Claudio (C): Che vuol dire che all’inizio Cassiopea era anche un po’ “nido”?

Francesca (F): I ragazzi e le ragazze che vivono uno strappo sia dai “vecchi” legami, sia dal “vecchio” luogo, si trovano spaesati nella “nuova” realtà. Se non parli e non capisci l’italiano, se raggiungi la tua famiglia che è arrivata qui qualche anno prima di te, se hai lasciato i tuoi amici e le tue amiche, i nonni e i vicini di casa che durante l’attesa (nel tuo paese d’origine) sono diventati la tua nuova famiglia, sarai certamente disorientato. Un “nido” ti permette di stare nel limbo per il tempo necessario a capire chi sei prima che a capire dove vuoi andare. Anche a sedici anni puoi vivere un momento di regressione e aver bisogno di sentirti accudito.

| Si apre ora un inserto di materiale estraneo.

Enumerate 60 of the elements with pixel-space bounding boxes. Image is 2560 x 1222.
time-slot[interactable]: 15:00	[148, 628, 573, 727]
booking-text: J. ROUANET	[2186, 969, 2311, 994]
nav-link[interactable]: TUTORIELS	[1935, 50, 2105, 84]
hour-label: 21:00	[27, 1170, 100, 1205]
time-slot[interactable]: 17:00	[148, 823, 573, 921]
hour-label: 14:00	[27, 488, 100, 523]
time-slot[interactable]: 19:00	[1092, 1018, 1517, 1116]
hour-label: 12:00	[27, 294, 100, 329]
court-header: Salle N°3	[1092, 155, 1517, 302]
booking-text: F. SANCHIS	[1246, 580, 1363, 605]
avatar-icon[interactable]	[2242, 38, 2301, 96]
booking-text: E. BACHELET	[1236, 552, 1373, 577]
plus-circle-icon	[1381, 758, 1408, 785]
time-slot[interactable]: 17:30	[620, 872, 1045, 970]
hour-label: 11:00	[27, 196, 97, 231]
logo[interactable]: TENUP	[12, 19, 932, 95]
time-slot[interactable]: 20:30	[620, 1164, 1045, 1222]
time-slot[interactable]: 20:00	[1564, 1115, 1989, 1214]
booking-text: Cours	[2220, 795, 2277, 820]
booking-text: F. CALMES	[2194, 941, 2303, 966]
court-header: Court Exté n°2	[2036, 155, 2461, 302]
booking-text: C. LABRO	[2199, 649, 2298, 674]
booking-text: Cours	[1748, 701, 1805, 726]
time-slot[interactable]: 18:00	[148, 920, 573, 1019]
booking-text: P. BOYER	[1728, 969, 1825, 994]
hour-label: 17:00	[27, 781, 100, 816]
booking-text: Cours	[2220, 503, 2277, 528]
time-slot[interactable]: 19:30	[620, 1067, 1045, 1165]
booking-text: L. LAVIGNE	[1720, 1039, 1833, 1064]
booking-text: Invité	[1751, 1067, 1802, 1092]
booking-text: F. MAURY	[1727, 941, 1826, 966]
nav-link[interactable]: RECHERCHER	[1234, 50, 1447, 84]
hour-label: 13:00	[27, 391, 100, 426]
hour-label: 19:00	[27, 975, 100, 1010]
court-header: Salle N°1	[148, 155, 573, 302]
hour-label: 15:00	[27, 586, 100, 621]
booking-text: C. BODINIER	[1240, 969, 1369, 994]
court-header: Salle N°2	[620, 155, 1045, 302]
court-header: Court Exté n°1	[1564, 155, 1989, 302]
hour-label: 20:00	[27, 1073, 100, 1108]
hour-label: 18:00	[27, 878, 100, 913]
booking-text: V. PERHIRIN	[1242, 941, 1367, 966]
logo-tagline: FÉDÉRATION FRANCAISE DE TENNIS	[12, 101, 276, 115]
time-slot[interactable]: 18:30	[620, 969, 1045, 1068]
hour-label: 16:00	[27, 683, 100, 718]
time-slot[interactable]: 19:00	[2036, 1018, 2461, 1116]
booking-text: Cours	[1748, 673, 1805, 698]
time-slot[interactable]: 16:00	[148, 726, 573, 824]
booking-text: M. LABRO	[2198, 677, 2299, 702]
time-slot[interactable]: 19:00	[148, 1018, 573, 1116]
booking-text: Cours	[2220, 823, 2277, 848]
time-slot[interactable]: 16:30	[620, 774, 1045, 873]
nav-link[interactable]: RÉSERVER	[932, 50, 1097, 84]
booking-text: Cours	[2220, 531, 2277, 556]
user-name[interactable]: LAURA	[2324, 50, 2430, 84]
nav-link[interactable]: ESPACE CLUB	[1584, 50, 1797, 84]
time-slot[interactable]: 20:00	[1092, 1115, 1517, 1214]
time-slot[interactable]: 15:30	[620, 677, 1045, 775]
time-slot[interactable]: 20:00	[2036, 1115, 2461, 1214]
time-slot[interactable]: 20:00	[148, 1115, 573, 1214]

C: Quale sarà l’evoluzione di Cassiopea e come questo servizio continuerà a orientare chi al suo arrivo in Italia si sente spaesato?

F: Cassiopea non è mai stato un servizio di tipo assistenziale, la “forma” verso cui si sta evolvendo somiglia a quella di un servizio di promozione sociale. La parte più prestazionale del servizio (il ruolo dell’operatore per intenderci) si contrarrà a vantaggio di chi negli anni passati ha trovato un “nido” in Cassiopea prima di prendere il volo. Quelle persone saranno i nuovi facilitatori. I più giovani saranno un riferimento per i minorenni stranieri che arriveranno a Milano, gli adulti faranno lo stesso con i genitori neo-arrivati.

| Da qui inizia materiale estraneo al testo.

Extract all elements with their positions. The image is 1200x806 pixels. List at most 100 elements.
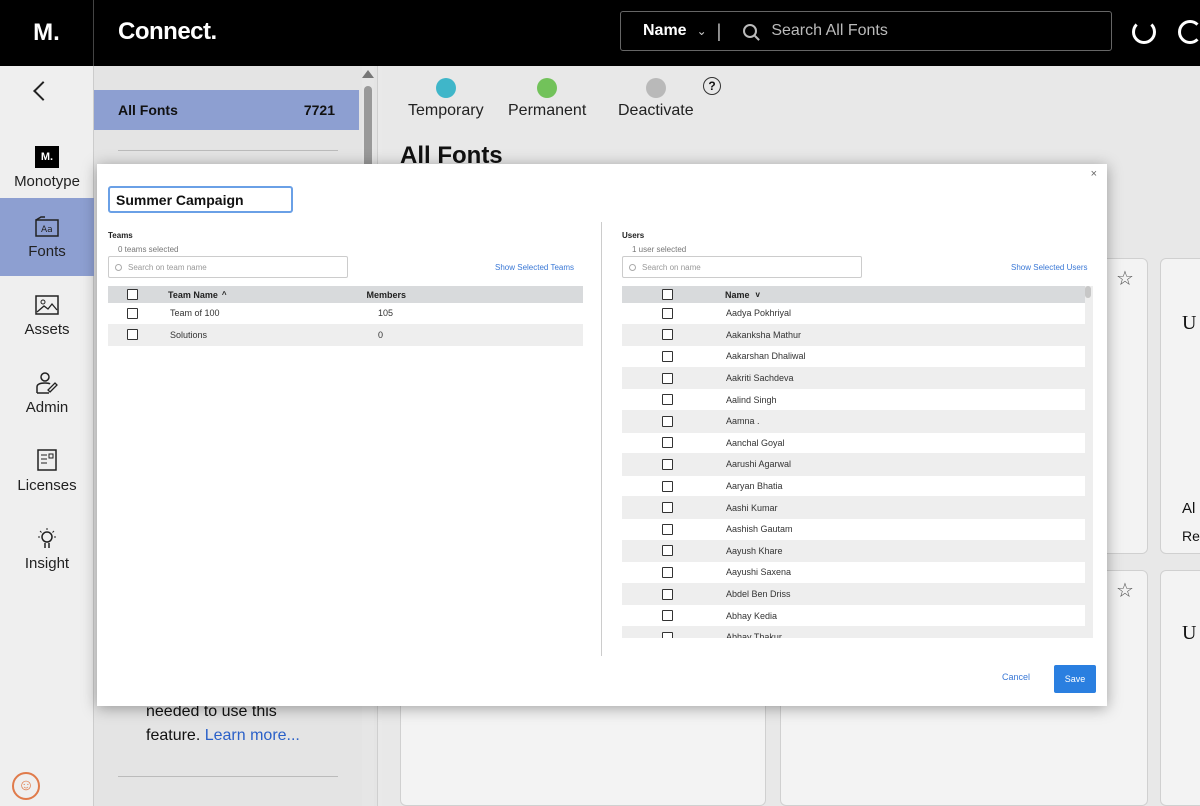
team-search-input[interactable]: Search on team name (108, 256, 348, 278)
sort-asc-icon[interactable]: ^ (222, 290, 227, 299)
row-checkbox[interactable] (662, 415, 673, 427)
brand-logo[interactable]: M. (0, 0, 94, 66)
row-checkbox[interactable] (662, 480, 673, 492)
teams-table: Team Name ^ Members Team of 100 105 Solu… (108, 286, 583, 347)
row-checkbox[interactable] (662, 437, 673, 449)
row-checkbox[interactable] (662, 372, 673, 384)
table-row[interactable]: Aashish Gautam (622, 519, 1087, 541)
show-selected-users-link[interactable]: Show Selected Users (1011, 263, 1087, 272)
close-icon[interactable]: × (1091, 168, 1097, 180)
top-bar: M. Connect. Name ⌄ | (0, 0, 1200, 66)
nav-item-licenses[interactable]: Licenses (0, 432, 94, 510)
nav-item-admin[interactable]: Admin (0, 354, 94, 432)
upgrade-note: needed to use this feature. Learn more..… (146, 703, 300, 744)
user-name: Aashi Kumar (726, 502, 778, 513)
row-checkbox[interactable] (662, 523, 673, 535)
font-foundry: Re (1182, 528, 1200, 544)
feedback-smile-icon[interactable]: ☺ (12, 772, 40, 800)
refresh-icon[interactable] (1132, 20, 1156, 44)
nav-label: Insight (24, 554, 70, 572)
nav-item-insight[interactable]: Insight (0, 510, 94, 588)
star-icon[interactable]: ☆ (1116, 578, 1134, 603)
row-checkbox[interactable] (662, 610, 673, 622)
table-row[interactable]: Aamna . (622, 410, 1087, 433)
star-icon[interactable]: ☆ (1116, 266, 1134, 291)
nav-item-monotype[interactable]: M. Monotype (0, 128, 94, 206)
status-dot (537, 78, 558, 98)
row-checkbox[interactable] (662, 394, 673, 406)
scroll-up-icon[interactable] (362, 70, 374, 78)
table-row[interactable]: Aakanksha Mathur (622, 324, 1087, 347)
nav-item-fonts[interactable]: Aa Fonts (0, 198, 94, 276)
table-row[interactable]: Aayushi Saxena (622, 562, 1087, 584)
scrollbar-thumb[interactable] (1085, 286, 1091, 298)
list-count: 7721 (303, 102, 335, 118)
row-checkbox[interactable] (127, 329, 138, 341)
select-all-users-checkbox[interactable] (662, 289, 673, 300)
font-preview: U (1182, 622, 1197, 644)
sort-desc-icon[interactable]: v (756, 290, 760, 299)
nav-item-assets[interactable]: Assets (0, 276, 94, 354)
user-search-input[interactable]: Search on name (622, 256, 862, 278)
nav-label: Admin (25, 398, 69, 416)
font-card[interactable] (400, 700, 766, 806)
users-scrollbar[interactable] (1085, 286, 1093, 638)
row-checkbox[interactable] (662, 566, 673, 578)
table-row[interactable]: Aakarshan Dhaliwal (622, 346, 1087, 368)
teams-selected-count: 0 teams selected (118, 245, 179, 254)
row-checkbox[interactable] (127, 307, 138, 319)
sync-icon[interactable] (1178, 20, 1200, 44)
search-divider: | (716, 20, 722, 41)
row-checkbox[interactable] (662, 329, 673, 341)
select-all-teams-checkbox[interactable] (127, 289, 138, 300)
image-icon (35, 293, 59, 317)
table-row[interactable]: Aakriti Sachdeva (622, 367, 1087, 390)
nav-label: Fonts (28, 242, 66, 260)
chevron-down-icon[interactable]: ⌄ (697, 24, 707, 38)
table-row[interactable]: Aaryan Bhatia (622, 476, 1087, 498)
font-card[interactable] (1160, 570, 1200, 806)
workspace-name-input[interactable] (108, 186, 293, 213)
nav-label: Monotype (14, 172, 80, 190)
row-checkbox[interactable] (662, 350, 673, 362)
table-row[interactable]: Aayush Khare (622, 540, 1087, 563)
search-input[interactable] (771, 22, 1072, 40)
col-team-name[interactable]: Team Name (168, 290, 218, 300)
table-row[interactable]: Solutions 0 (108, 324, 583, 347)
row-checkbox[interactable] (662, 307, 673, 319)
row-checkbox[interactable] (662, 458, 673, 470)
search-mode-select[interactable]: Name (643, 22, 687, 40)
scrollbar-thumb[interactable] (364, 86, 372, 176)
table-row[interactable]: Abdel Ben Driss (622, 583, 1087, 606)
table-row[interactable]: Team of 100 105 (108, 303, 583, 325)
user-name: Aayushi Saxena (726, 567, 792, 578)
help-icon[interactable]: ? (703, 77, 721, 95)
table-row[interactable]: Aanchal Goyal (622, 433, 1087, 455)
global-search: Name ⌄ | (620, 11, 1112, 51)
table-row[interactable]: Aadya Pokhriyal (622, 303, 1087, 325)
row-checkbox[interactable] (662, 502, 673, 514)
divider (118, 776, 338, 777)
col-members[interactable]: Members (367, 290, 407, 300)
cancel-button[interactable]: Cancel (1002, 672, 1030, 682)
lightbulb-icon (35, 527, 59, 551)
save-button[interactable]: Save (1054, 665, 1096, 693)
row-checkbox[interactable] (662, 631, 673, 638)
list-item-all-fonts[interactable]: All Fonts 7721 (94, 90, 359, 130)
row-checkbox[interactable] (662, 588, 673, 600)
teams-title: Teams (108, 231, 133, 240)
table-row[interactable]: Abhay Kedia (622, 605, 1087, 627)
user-name: Abhay Thakur (726, 632, 782, 638)
row-checkbox[interactable] (662, 545, 673, 557)
table-row[interactable]: Abhay Thakur (622, 626, 1087, 638)
table-row[interactable]: Aalind Singh (622, 389, 1087, 411)
back-arrow-icon[interactable] (33, 81, 53, 101)
svg-text:Aa: Aa (41, 225, 53, 235)
learn-more-link[interactable]: Learn more... (205, 727, 300, 744)
show-selected-teams-link[interactable]: Show Selected Teams (495, 263, 574, 272)
table-row[interactable]: Aashi Kumar (622, 497, 1087, 519)
user-name: Aamna . (726, 416, 760, 427)
col-name[interactable]: Name (725, 290, 750, 300)
table-row[interactable]: Aarushi Agarwal (622, 454, 1087, 476)
user-name: Abdel Ben Driss (726, 589, 791, 600)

C: Possiamo dire allora che Cassiopea dovrà incoraggiare la fraternità tra sconosciuti e che questa è in fondo una bella sfida culturale?

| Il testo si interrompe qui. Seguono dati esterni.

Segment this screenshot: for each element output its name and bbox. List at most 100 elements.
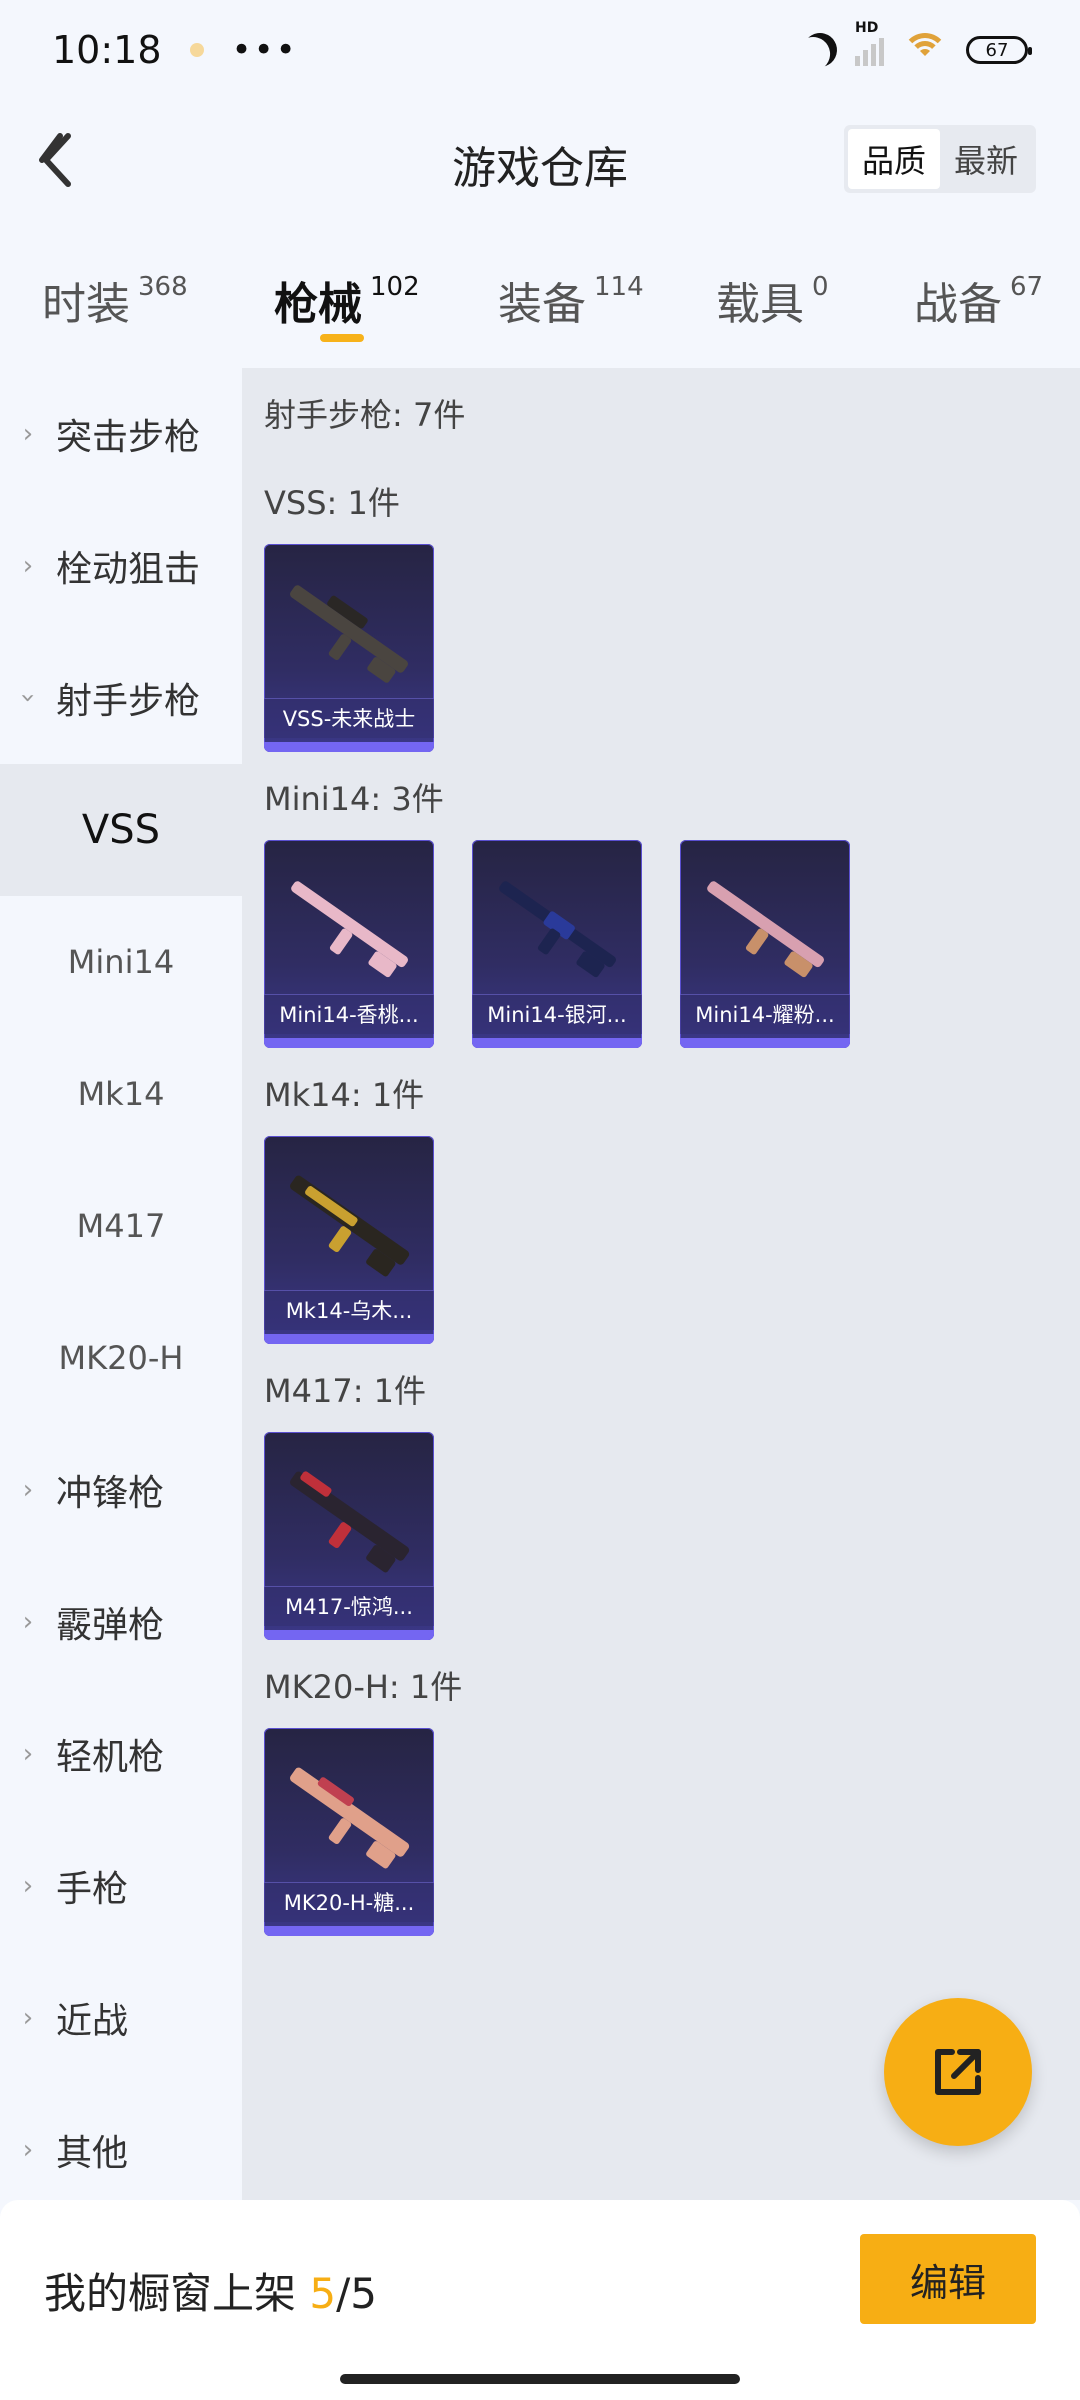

F: Sì e no. La nuova sfida culturale mi affascina perché chiede il contribuito di tutti per la creazione di un nuovo modello di benessere. E sapere che siamo chiamati a incoraggiare nuove pratiche sociali dentro l’orizzonte collettivo, ovvero a condividere pratiche di solidarietà contrapposte all’ideale individualistico, non può non farmi piacere. C’è un lato che mi preoccupa e che vorrei evidenziare. Il nuovo servizio che nascerà dalle ceneri del vecchio non sarà più in grado di fare fronte ai bisogni di quei ragazzi e di quelle ragazze che per essere accompagnati a prendere il via hanno bisogno di più tempo per riscoprire le proprie risorse o acquisirle tout court. Per questi ultimi, nel nuovo modello, non ci sarà posto. E la fraternità tra sconosciuti non può bastare.

C: Nel considerare i rischi che il passaggio dal vecchio al nuovo modello di welfare porta con sé sei giustamente critica. Rispetto alla sfida che abbiamo davanti sei ottimista?

F: L’ottimismo che mi muove è quello della volontà, quello che ha chiunque sceglie consapevolmente di lavorare per il benessere collettivo. Trae origine da quanto ho visto in questi anni. La relazione con l’utente (che preferisco chiamare persona fragile) è ampia e pervasiva, tante volte somiglia a qualcosa di, in un certo senso, conviviale più che rispondere a un’ottica di servizio. Una cena a casa di amici più che una festa organizzata in un centro diurno. Cassiopea sono certa potrà contare sulle persone che abbiamo intercettato al loro arrivo e che si stanno già dimostrando accoglienti verso i nuovi giunti. Potrà contare allo stesso modo su quegli insegnanti e quegli impiegati dell’Ufficio Stranieri che, come tanti di noi, hanno scelto o sceglieranno di favorire la responsabilità relazionale.

Ringrazio Francesca per averci accompagnato in questa riflessione, che mi piace rimettere ai lettori di questo blog, convinto che sia anche uno spazio di discussione, una palestra per esercitarsi a re-immaginare la nostra comunità sociale.